Another thing I thought about while watching this film was the hotel options for residents. I used to work at the front desk of a hotel and didn’t pay much mind to the options of room sizes for guests; it was just a job that I clocked in and out of, and I didn’t really think much of it. We also had to do what is typical of customer service jobs, and personalize the guests’ stay. However, after watching this film, I have reflected more on my brief time working at that hotel and never understood how much I took all this info about hotel sizes and rooms for singles, couples and families for granted. As I discussed earlier, the hotel is very austere, especially for singles. The wardrobe is monotone, residents gets punished for doing things forbidden in the rules, and they can only choose between two sexual orientations. Couples get to enjoy things that singles don’t get to do and they enjoy upgraded room sizes. Their wake-up times and everyday schedules are heavily structured, but in real life, the wake-up call is never forced and the hotel staff don’t care what time you check out or what time you go to breakfast. In the film the hotel manager doesn’t care what the residents’ names are and the waitstaff address them by their room numbers. Even the couples’ lives are subject to nosy investigation at the hands of the waitstaff and management; they are expected to stick together as a couple, and even when David and Short-Sighted Woman are in the city mall and Short-Sighted Woman wanders off, a security guard asks David if he has identification on him to prove he is married and not just wandering around (they profiled a woman earlier seen by herself).

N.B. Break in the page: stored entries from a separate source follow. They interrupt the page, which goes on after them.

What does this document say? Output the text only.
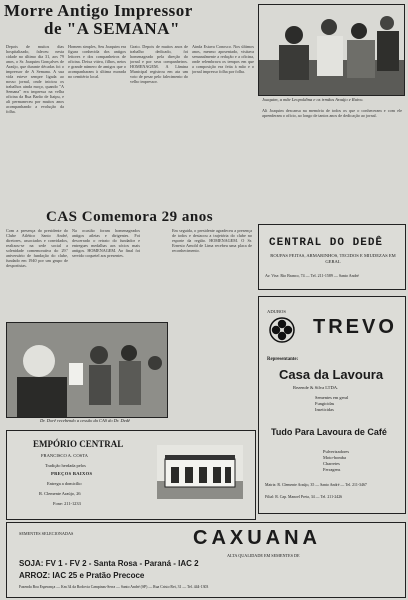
Morre Antigo Impressor
de "A SEMANA"
Joaquim, a mãe Leopoldina e os irmãos Araújo e Ruivo.
Depois de muitos dias hospitalizado, faleceu nesta cidade no último dia 31, aos 79 anos, o Sr. Joaquim Gonçalves de Araújo, que durante décadas foi o impressor de A Semana. A sua vida esteve sempre ligada ao nosso jornal, onde iniciou os trabalhos ainda moço, quando "A Semana" era impressa na velha oficina da Rua Barão de Itaipu, e ali permaneceu por muitos anos acompanhando a evolução da folha.
Homem simples, Seu Joaquim era figura conhecida dos antigos leitores e dos companheiros de oficina. Deixa viúva, filhos, netos e grande número de amigos que o acompanharam à última morada no cemitério local.
Grato. Depois de muitos anos de trabalho dedicado, foi homenageado pela direção do jornal e por seus companheiros. HOMENAGEM. A Lâmina Municipal registrou em ata um voto de pesar pelo falecimento do velho impressor.
Ainda Estava Conosco. Nos últimos anos, mesmo aposentado, visitava semanalmente a redação e a oficina, onde relembrava os tempos em que a composição era feita à mão e o jornal impresso folha por folha.
Ali Joaquim descansa na memória de todos os que o conheceram e com ele aprenderam o ofício, ao longo de tantos anos de dedicação ao jornal.
CAS Comemora 29 anos
Com a presença do presidente do Clube Atlético Santo André, diretores, associados e convidados, realizou-se na sede social a solenidade comemorativa do 29.º aniversário de fundação do clube, fundado em 1940 por um grupo de desportistas.
Na ocasião foram homenageados antigos atletas e dirigentes. Foi descerrado o retrato do fundador e entregues medalhas aos sócios mais antigos. HOMENAGEM. Ao final foi servido coquetel aos presentes.
Em seguida, o presidente agradeceu a presença de todos e destacou a trajetória do clube no esporte da região. HOMENAGEM. O Sr. Ernesto Arnold de Lima recebeu uma placa de reconhecimento.
Dr. Dorê recebendo a cessão da CAS do Dr. Dedê
CENTRAL DO DEDÊ
ROUPAS FEITAS, ARMARINHOS, TECIDOS E MIUDEZAS EM GERAL
Av. Vise. Rio Branco, 74 — Tel. 211-1589 — Santo André
ADUBOS
TREVO
Representante:
Casa da Lavoura
Rezende & Silva LTDA.
Sementes em geral
Fungicidas
Inseticidas
Tudo Para Lavoura de Café
Pulverizadores
Moto-bomba
Charretes
Ferragens
Matriz: R. Clemente Araújo, 35 — Santo André — Tel. 211-3467
Filial: R. Cap. Manoel Preta, 34 — Tel. 211-2426
EMPÓRIO CENTRAL
FRANCISCO A. COSTA
Tradição herdada pelos
PREÇOS BAIXOS
Entrega a domicílio
R. Clemente Araújo, 26
Fone: 211-1233
SEMENTES SELECIONADAS	CAXUANA
ALTA QUALIDADE EM SEMENTES DE
SOJA: FV 1 - FV 2 - Santa Rosa - Paraná - IAC 2
ARROZ: IAC 25 e Pratão Precoce
Fazenda Boa Esperança — Km 34 da Rodovia Campinas-Serra — Santo André (SP) — Rua Cristo Rei, 31 — Tel. 444-1303
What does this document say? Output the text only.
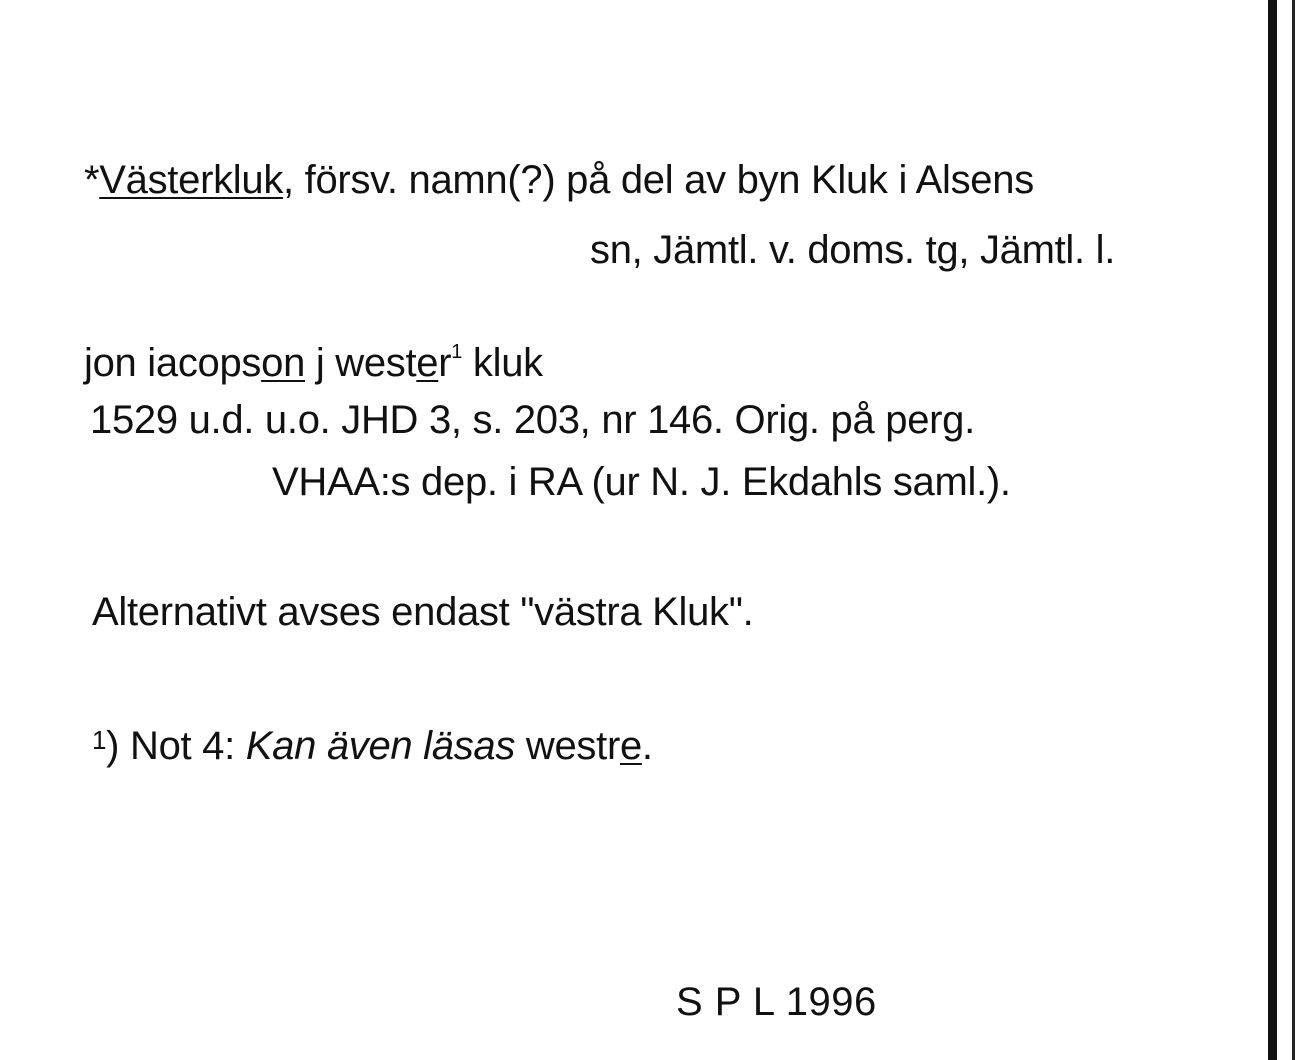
*Västerkluk, försv. namn(?) på del av byn Kluk i Alsens
sn, Jämtl. v. doms. tg, Jämtl. l.
jon iacopson j wester$^1$ kluk
1529 u.d. u.o. JHD 3, s. 203, nr 146. Orig. på perg.
VHAA:s dep. i RA (ur N. J. Ekdahls saml.).
Alternativt avses endast "västra Kluk".
$^1$) Not 4: Kan även läsas westre.
S P L 1996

Overall, very excellent film with a brilliant social commentary about love, marriage and the stigma around being single. It was one of those films where it was hard for me to articulate my thoughts about the film in a cohesive way because there are so many layers to it (similar to Sorry to Bother You, another very layered film), but I think that’s what makes the film so excellent. I’ll probably have more thoughts about the film come up and it will be hard for me to adequately convey them in words. The trailer for the film might help sum up all my feelings about it because I still cannot convey how this film really felt for me in words even after writing about it.
The Lobster. 1 hr 59 m. Rated R for sexual content, including dialogue, and some violence.